Robe sans corps, robe sans jambes,
Robe sans un bouton qui manque
Quel émoi dans la gorge absente.
Comme il bat vite,
Ce coeur qui n’est qu’un souvenir !1925

Ici l’objet qui intéresse le poète n’est pas détourné de sa fonction, mais « dépaysé », privé de ce qui devrait l’accompagner. La robe est un vestige d’un autre temps (« dix-sept cent sept ») et seule l’imagination peut suppléer à l’absence de la femme qui l’a portée. Or on sait comment travaille cette imagination et ce qui la polarise. Le vide appelle impérieusement une construction conjonctive où, sans refluer complètement, il engagera un dialogue avec son contraire. En cela le paradoxe privatif est bien le déclencheur de la dynamique conjonctive.

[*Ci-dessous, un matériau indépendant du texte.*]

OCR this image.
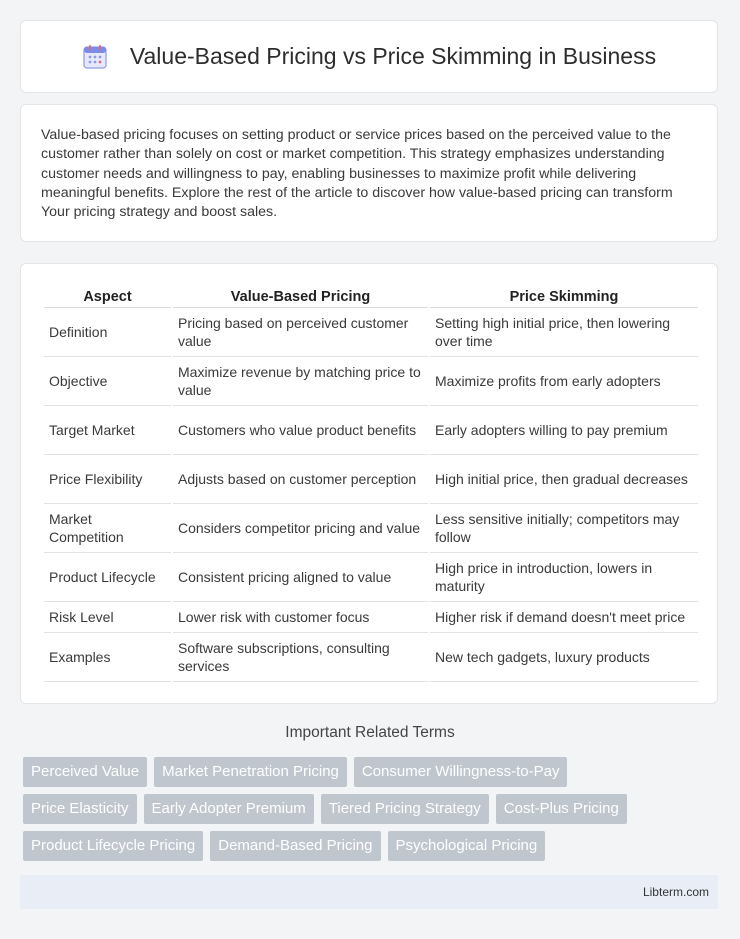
Value-Based Pricing vs Price Skimming in Business
Value-based pricing focuses on setting product or service prices based on the perceived value to the customer rather than solely on cost or market competition. This strategy emphasizes understanding customer needs and willingness to pay, enabling businesses to maximize profit while delivering meaningful benefits. Explore the rest of the article to discover how value-based pricing can transform Your pricing strategy and boost sales.
Aspect	Value-Based Pricing	Price Skimming
Definition	Pricing based on perceived customer value	Setting high initial price, then lowering over time
Objective	Maximize revenue by matching price to value	Maximize profits from early adopters
Target Market	Customers who value product benefits	Early adopters willing to pay premium
Price Flexibility	Adjusts based on customer perception	High initial price, then gradual decreases
Market Competition	Considers competitor pricing and value	Less sensitive initially; competitors may follow
Product Lifecycle	Consistent pricing aligned to value	High price in introduction, lowers in maturity
Risk Level	Lower risk with customer focus	Higher risk if demand doesn't meet price
Examples	Software subscriptions, consulting services	New tech gadgets, luxury products
Important Related Terms
Perceived Value	Market Penetration Pricing	Consumer Willingness-to-Pay
Price Elasticity	Early Adopter Premium	Tiered Pricing Strategy	Cost-Plus Pricing
Product Lifecycle Pricing	Demand-Based Pricing	Psychological Pricing
Libterm.com
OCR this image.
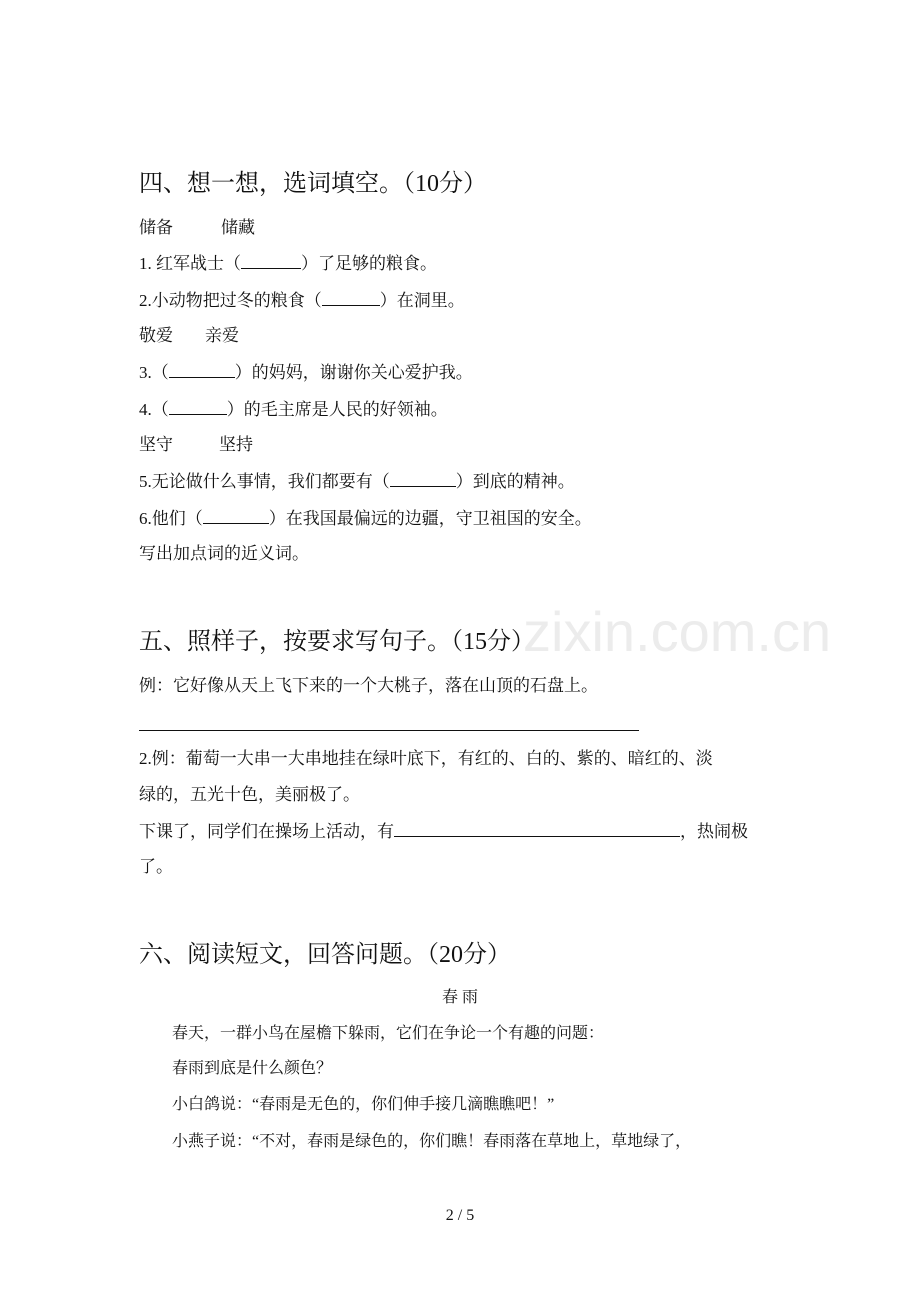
zixin.com.cn
四、想一想，选词填空。（10分）
储备	储藏
1. 红军战士（	）了足够的粮食。
2.小动物把过冬的粮食（	）在洞里。
敬爱 亲爱
3.（	）的妈妈，谢谢你关心爱护我。
4.（	）的毛主席是人民的好领袖。
坚守	坚持
5.无论做什么事情，我们都要有（	）到底的精神。
6.他们（	）在我国最偏远的边疆，守卫祖国的安全。
写出加点词的近义词。
五、照样子，按要求写句子。（15分）
例：它好像从天上飞下来的一个大桃子，落在山顶的石盘上。
2.例：葡萄一大串一大串地挂在绿叶底下，有红的、白的、紫的、暗红的、淡
绿的，五光十色，美丽极了。
下课了，同学们在操场上活动，有	，热闹极
了。
六、阅读短文，回答问题。（20分）
春 雨
春天，一群小鸟在屋檐下躲雨，它们在争论一个有趣的问题：
春雨到底是什么颜色？
小白鸽说：“春雨是无色的，你们伸手接几滴瞧瞧吧！”
小燕子说：“不对，春雨是绿色的，你们瞧！春雨落在草地上，草地绿了，
2 / 5
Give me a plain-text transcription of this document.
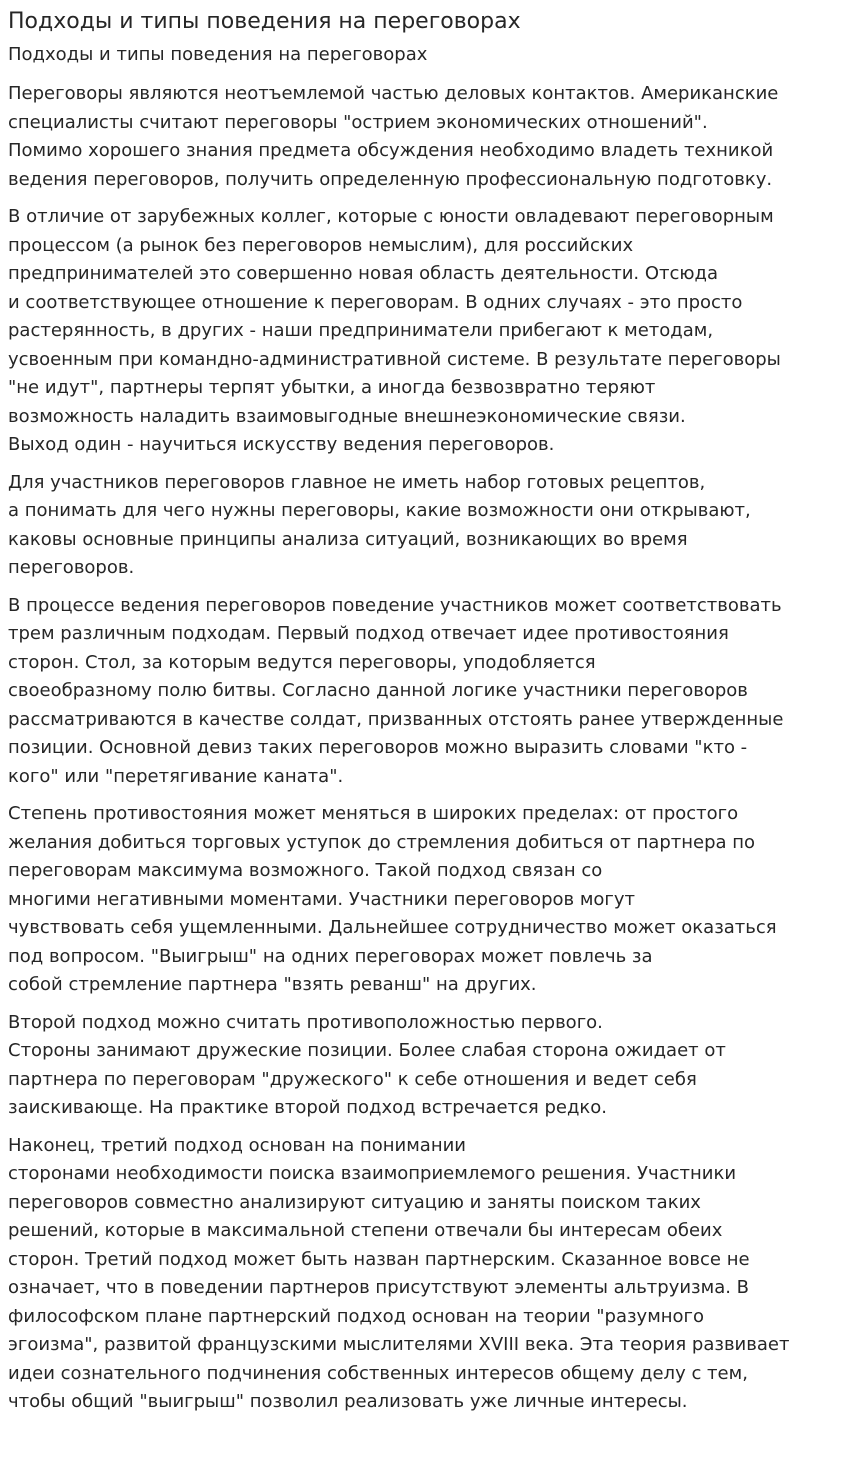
Подходы и типы поведения на переговорах
Подходы и типы поведения на переговорах

Переговоры являются неотъемлемой частью деловых контактов. Американские
специалисты считают переговоры "острием экономических отношений".
Помимо хорошего знания предмета обсуждения необходимо владеть техникой
ведения переговоров, получить определенную профессиональную подготовку.

В отличие от зарубежных коллег, которые с юности овладевают переговорным
процессом (а рынок без переговоров немыслим), для российских
предпринимателей это совершенно новая область деятельности. Отсюда
и соответствующее отношение к переговорам. В одних случаях - это просто
растерянность, в других - наши предприниматели прибегают к методам,
усвоенным при командно-административной системе. В результате переговоры
"не идут", партнеры терпят убытки, а иногда безвозвратно теряют
возможность наладить взаимовыгодные внешнеэкономические связи.
Выход один - научиться искусству ведения переговоров.

Для участников переговоров главное не иметь набор готовых рецептов,
а понимать для чего нужны переговоры, какие возможности они открывают,
каковы основные принципы анализа ситуаций, возникающих во время
переговоров.

В процессе ведения переговоров поведение участников может соответствовать
трем различным подходам. Первый подход отвечает идее противостояния
сторон. Стол, за которым ведутся переговоры, уподобляется
своеобразному полю битвы. Согласно данной логике участники переговоров
рассматриваются в качестве солдат, призванных отстоять ранее утвержденные
позиции. Основной девиз таких переговоров можно выразить словами "кто -
кого" или "перетягивание каната".

Степень противостояния может меняться в широких пределах: от простого
желания добиться торговых уступок до стремления добиться от партнера по
переговорам максимума возможного. Такой подход связан со
многими негативными моментами. Участники переговоров могут
чувствовать себя ущемленными. Дальнейшее сотрудничество может оказаться
под вопросом. "Выигрыш" на одних переговорах может повлечь за
собой стремление партнера "взять реванш" на других.

Второй подход можно считать противоположностью первого.
Стороны занимают дружеские позиции. Более слабая сторона ожидает от
партнера по переговорам "дружеского" к себе отношения и ведет себя
заискивающе. На практике второй подход встречается редко.

Наконец, третий подход основан на понимании
сторонами необходимости поиска взаимоприемлемого решения. Участники
переговоров совместно анализируют ситуацию и заняты поиском таких
решений, которые в максимальной степени отвечали бы интересам обеих
сторон. Третий подход может быть назван партнерским. Сказанное вовсе не
означает, что в поведении партнеров присутствуют элементы альтруизма. В
философском плане партнерский подход основан на теории "разумного
эгоизма", развитой французскими мыслителями XVIII века. Эта теория развивает
идеи сознательного подчинения собственных интересов общему делу с тем,
чтобы общий "выигрыш" позволил реализовать уже личные интересы.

C’est lui en effet qui, par le besoin qu’il fait naître, donne carte blanche aux forces de l’imaginaire pour repeupler à leur guise les vides et les manques. Bref, la disjonction prépare, suscite la conjonction, la faille devient ouverture. Mais il y a plus. De ce lien entre les deux dynamiques contraires Jean-Yves Debreuille avance l’interprétation suivante :

‘J’aurais donc tendance à penser que le paradoxe disjonctif n’est que l’agrammaticalité qui suspend la lecture du sens pour ouvrir une lecture de la signifiance [...] que construisent les extensions progressives du paradoxe conjonctif.1926

Sur le plan sémiotique, la disjonction apparaît en effet comme le lanceur du fantasme de conjonction dont le mouvement à deux temps au sein d’une même unité est la manifestation la plus évidente. Or la séquence disjonctive « ‘Robe sans corps, robe sans jambes’ » présente déjà ce mouvement binaire dans lequel se profile l’avènement de la conjonction. Celle-ci n’atteindra cependant pas à une parfaite régularité ( « Quel émoi dans la gorge absente / Comme il bat vite, / Ce coeur qui n’est qu’un souvenir »), du fait sans doute de l’émotion que sur le plan symbolique, le sujet projette sur son objet. Cela dit, le plan sémiotique n’est pas dénué de ces « ‘indices d’obliquité’ » constitutifs de l’‘« unité formelle et sémantique’ »1927 qui forment selon Riffaterre la signifiance du poème. Celle-ci pourrait se résumer ainsi : après la double disjonction du premier vers, s’engage un ‘« entrelacement’ » du positif et du négatif, du mort et du vivant, du présent et du passé, de la jouissance et de la frustration. En cherchant les organes sous les vêtements dans un musée, le sujet tresse autour d’une « absente » des indices de vie et de mort, si serrés qu’il devient impossible de les démêler. Bref, le poète entame ici ce qu’on pourrait appeler un « tombeau vivant ». À cet égard, les dissonances importent peu : la situation suffit à les justifier. L’essentiel, c’est que le paradoxe conjonctif constitue le lieu d’enchevêtrement maximal, celui où l’interpénétration n’exclut pas l’équilibre. Ainsi la disjonction a-t-elle creusé sur le plan sémantique une absence que seuls ont pu combler les signifiants — « ‘participes présents du verbe signifier’ »1928 — à l’oeuvre dans le procès de conjonction. Que la disjonction paradoxale s’inscrive dans l’énonciation plutôt que dans l’énoncé (bien plus que dans la représentation de l’objet, le paradoxe réside en effet dans l’insistance sur l’absence de « corps » et de « jambes » dans une exposition de vêtements anciens...) témoigne en fait de son importance décisive. Elle est à ce point précieuse pour l’économie du texte qu’elle peut se situer à sa guise sur l’un ou l’autre plan. Car il faut que, d’une façon ou d’une autre, elle exerce son pouvoir : provoquer au plan de la signification une rupture par évidement qui réoriente la lecture et valorise par défaut le ‘« procès de la signifiance’ » au profit des phénomènes conjonctifs.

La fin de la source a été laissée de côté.